Through crowds Lisa would tighten her grip of Jennie’s hand; under the moonlight of an empty beach she’d tighten her hold around Jennie’s waist while they swayed to the distant murmuring of the ocean’s waves; and then in the early hours of day break, she’d tighten under Jennie while softly expelling her name, letting the fading stars know exactly where to find her.

Without Lisa, Jennie somehow ended up on a park bench by a different body of water, on another continent, lost and alone. Wanting and waiting.

The decision to fly to London came after accepting the Whitechapel’s invitation to come see their space. The gallery had reached out to Jennie for a special exhibition they were planning the next summer on colour and light, tapping her as one of the exciting young American artists they’d like to feature.

On the phone, the curator had been effusive with her compliments about Jennie’s compelling use of mixed media, hyperbolic about the way she pushes the heuristic boundaries of emotion in her colour field representations. Jennie felt a blush that couldn’t have been seen through her mobile but when she was casually encouraged to come for a non-committal assessment visit, at her convenience within a two-month window, it was her heart that sped up that she was sure could be heard across satellites.

While Jennie had been flattered by the interest and welcomed the opportunity to expand her showings to Europe, her heart palpitated for a different reason given the city the gallery was located in.
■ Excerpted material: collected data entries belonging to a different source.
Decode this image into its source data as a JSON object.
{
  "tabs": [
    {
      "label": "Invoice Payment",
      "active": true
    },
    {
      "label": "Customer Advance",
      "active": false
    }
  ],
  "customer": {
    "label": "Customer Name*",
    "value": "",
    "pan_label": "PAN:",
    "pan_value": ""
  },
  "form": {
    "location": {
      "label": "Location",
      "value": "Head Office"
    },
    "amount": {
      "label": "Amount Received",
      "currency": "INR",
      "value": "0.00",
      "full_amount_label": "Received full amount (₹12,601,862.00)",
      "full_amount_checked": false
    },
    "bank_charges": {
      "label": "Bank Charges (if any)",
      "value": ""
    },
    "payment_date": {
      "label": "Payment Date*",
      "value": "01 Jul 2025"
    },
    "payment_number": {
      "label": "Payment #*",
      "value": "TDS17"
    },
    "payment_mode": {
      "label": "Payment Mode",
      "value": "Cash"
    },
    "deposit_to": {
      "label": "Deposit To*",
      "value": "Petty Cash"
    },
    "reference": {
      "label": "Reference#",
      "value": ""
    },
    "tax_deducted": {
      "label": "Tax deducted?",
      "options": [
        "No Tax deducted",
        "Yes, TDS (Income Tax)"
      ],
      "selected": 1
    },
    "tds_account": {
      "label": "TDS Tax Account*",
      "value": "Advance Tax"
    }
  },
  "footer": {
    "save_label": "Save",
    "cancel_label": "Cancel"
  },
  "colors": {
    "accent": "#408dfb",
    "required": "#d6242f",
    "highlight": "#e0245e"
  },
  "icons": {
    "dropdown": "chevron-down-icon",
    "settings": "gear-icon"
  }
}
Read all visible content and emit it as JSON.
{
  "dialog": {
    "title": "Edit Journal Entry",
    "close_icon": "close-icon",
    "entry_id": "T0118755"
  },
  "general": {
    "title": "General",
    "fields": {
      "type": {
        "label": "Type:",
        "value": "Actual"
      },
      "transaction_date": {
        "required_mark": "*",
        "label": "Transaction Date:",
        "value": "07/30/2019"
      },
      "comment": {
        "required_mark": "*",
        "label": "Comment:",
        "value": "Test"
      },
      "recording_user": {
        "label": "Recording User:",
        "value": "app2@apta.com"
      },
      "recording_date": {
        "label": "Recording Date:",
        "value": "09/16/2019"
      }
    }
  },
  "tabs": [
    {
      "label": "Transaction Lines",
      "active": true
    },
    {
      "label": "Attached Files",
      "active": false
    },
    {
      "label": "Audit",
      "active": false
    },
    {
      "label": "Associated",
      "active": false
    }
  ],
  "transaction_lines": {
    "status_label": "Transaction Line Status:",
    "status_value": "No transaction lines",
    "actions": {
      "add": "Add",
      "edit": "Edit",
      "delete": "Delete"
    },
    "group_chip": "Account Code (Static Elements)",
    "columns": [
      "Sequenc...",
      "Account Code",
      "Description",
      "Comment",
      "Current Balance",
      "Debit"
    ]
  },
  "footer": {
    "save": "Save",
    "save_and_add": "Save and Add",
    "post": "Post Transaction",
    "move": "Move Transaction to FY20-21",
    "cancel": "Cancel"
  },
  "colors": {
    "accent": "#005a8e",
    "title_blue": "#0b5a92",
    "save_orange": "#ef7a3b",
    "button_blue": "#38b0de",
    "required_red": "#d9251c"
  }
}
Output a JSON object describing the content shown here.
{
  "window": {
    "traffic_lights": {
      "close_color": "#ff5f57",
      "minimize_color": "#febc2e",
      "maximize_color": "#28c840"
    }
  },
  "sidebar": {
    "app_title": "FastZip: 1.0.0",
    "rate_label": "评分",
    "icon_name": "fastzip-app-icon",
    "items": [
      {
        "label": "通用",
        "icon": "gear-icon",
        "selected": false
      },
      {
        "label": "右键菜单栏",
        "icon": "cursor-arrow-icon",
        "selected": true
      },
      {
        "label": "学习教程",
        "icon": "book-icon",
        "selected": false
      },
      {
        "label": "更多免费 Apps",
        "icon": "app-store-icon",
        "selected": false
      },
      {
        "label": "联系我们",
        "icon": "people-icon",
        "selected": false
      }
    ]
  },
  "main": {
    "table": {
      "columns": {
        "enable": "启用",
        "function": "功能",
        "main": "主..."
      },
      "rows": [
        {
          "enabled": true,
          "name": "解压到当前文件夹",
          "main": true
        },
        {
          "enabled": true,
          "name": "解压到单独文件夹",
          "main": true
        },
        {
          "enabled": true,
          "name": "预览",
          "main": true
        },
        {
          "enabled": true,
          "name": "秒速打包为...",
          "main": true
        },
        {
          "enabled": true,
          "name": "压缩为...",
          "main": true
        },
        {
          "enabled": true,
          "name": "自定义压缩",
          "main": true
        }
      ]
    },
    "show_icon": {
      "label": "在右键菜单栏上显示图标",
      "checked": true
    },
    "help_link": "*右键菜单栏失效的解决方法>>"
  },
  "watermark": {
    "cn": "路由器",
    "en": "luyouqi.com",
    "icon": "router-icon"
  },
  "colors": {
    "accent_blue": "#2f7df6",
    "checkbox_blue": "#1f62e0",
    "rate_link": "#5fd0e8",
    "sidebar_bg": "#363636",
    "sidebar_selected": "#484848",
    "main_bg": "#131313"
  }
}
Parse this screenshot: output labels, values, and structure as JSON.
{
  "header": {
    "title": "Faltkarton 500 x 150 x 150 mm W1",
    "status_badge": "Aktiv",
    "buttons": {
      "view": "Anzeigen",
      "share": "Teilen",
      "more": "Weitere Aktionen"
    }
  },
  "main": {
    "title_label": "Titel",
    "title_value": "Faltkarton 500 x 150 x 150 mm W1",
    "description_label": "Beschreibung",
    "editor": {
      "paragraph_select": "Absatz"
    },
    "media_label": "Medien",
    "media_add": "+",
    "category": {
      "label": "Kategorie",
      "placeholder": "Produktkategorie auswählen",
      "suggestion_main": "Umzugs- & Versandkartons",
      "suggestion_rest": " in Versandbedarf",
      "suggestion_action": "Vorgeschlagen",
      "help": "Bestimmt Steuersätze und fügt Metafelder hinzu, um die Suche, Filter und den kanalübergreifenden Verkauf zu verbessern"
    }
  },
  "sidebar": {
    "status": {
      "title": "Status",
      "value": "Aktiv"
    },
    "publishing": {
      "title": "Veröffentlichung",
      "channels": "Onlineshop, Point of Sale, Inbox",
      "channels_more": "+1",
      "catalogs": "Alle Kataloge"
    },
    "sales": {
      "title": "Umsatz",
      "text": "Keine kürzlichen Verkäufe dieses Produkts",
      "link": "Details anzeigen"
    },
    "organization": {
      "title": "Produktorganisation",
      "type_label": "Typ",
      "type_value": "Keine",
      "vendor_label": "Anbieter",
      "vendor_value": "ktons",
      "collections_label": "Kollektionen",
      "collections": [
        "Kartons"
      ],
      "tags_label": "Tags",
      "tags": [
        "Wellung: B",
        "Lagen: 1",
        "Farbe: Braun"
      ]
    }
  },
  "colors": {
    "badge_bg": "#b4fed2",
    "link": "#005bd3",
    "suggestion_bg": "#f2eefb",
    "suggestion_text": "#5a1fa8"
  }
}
As much as it’d be a boost to her public profile, she was more focused on what it’d mean personally to breathe the same urban air as Lisa again.

Her instinct was to immediately say yes, her heart practically lurching out of her chest towards the Atlantic. Certainly, the offer attached to the follow-up email to cover her plane ticket and hotel booking was an enticement to accept. And when Amsterdam and Berlin had also called, making it an ideal mini-trip as though the stars aligned, Jennie thought the universe was trying to tell her something, nudging her along.